Their article Busting the Myths Associated with Mobile Device Discovery begins by discussing the Mobile Device Discovery results from eDiscovery Today’s 2022 State of the Industry Report (summarized here). The question posed to survey respondents was “What percentage of cases involve discovery of data from mobile devices?” Here are the overall results on that question:

  • 100% of cases involve data from mobile devices: 3.6% of respondents
  • Most cases (greater than 50%) involve data from mobile devices: 23.5%
  • About half (50%) involve data from mobile devices: 19.2%
  • Some cases (20% to 50%) involve data from mobile devices: 30.2%
  • Very few cases (less than 20%) involve data from mobile devices: 18.1%
  • 0% of cases involve data from mobile devices: 5.3%

Forensic Discovery then proceeds to discuss four myths about mobile device discovery and proceeds to go about busting the myths with some great information!

So, what are the four myths and what are their arguments that bust those myths? Check out their article here to find out! Let’s hope we all have success busting the myths about mobile device discovery in 2022!

BTW, you can get a FREE copy of the full 2022 State of the Industry Report (and any report eDiscovery Today publishes) simply by following eDiscovery Today via email. Scroll up and look to your right. There it is – the box to “Follow Blog via Email”! See! 😉

So, what do you think? Have you found busting the myths about mobile device discovery to be challenging? Please share any comments you might have or if you’d like to know more about a particular topic.

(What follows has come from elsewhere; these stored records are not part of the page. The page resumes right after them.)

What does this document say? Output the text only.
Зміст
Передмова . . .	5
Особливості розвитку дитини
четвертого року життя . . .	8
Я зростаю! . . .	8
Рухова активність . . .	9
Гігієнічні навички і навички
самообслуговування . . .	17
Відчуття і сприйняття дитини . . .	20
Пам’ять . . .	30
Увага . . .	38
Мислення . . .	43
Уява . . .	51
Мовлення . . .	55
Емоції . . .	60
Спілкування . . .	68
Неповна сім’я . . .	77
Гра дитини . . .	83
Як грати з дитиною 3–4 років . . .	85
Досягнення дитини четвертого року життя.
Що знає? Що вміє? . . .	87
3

Disclosure: Forensic Discovery is an Educational Partner and sponsor of eDiscovery Today

Disclaimer: The views represented herein are exclusively the views of the author, and do not necessarily represent the views held by my employer, my partners or my clients. eDiscovery Today is made available solely for educational purposes to provide general information about general eDiscovery principles and not to provide specific legal advice applicable to any particular circumstance. eDiscovery Today should not be used as a substitute for competent legal advice from a lawyer you have retained and who has agreed to represent you.

4 comments

  1. That mobile devices may contain information which must be collected because it is the only source is a given. That can happen and should always be analyzed on a case-by-case basis.

    But… the aussmption by many that it is always the case is incorrect.

    This is the opinion that must change in the legal community (both plainitffs and defendants).

  2. Thanks for the comment, Hans! Of course, it’s not ALWAYS the case, but people frequently conduct business communications over text these days and, in many cases, those communications are discoverable. And text is just one form of potentially discovery ESI that doesn’t exist elsewhere. Mobile devices don’t ALWAYS have relevant information in every case, but investigation of whether they do have relevant information is ALWAYS appropriate. Well-crafted custodian interviews will help determine when they are relevant.

    Many legal professionals still don’t even CONSIDER mobile devices in discovery — that’s what needs to change.

    • Hi Doug,

      you certainly have a point there!

      So, going back to the drawing board, the consideration whether applicable needs to come first. This is indeed the very first, basic step.

      Once considered it will either be included or rejected. This inclusion or rejection needs to be documented so that if challenged as to why mobile data was not collected, it can be provided.

      But there are also those eDiscovery veterans who insist that “There must be mobile data!” Such veterans shoould also rethink their assumptions.

  3. Couldn’t agree more, Hans, especially with the comment about documentation. You don’t have to have mobile device data in every case, but it should be considered in pretty much every case. Seriously investigating whether there is potential relevant mobile device data is what matters. Too many legal professionals still dismiss it out of hand and don’t even consider it.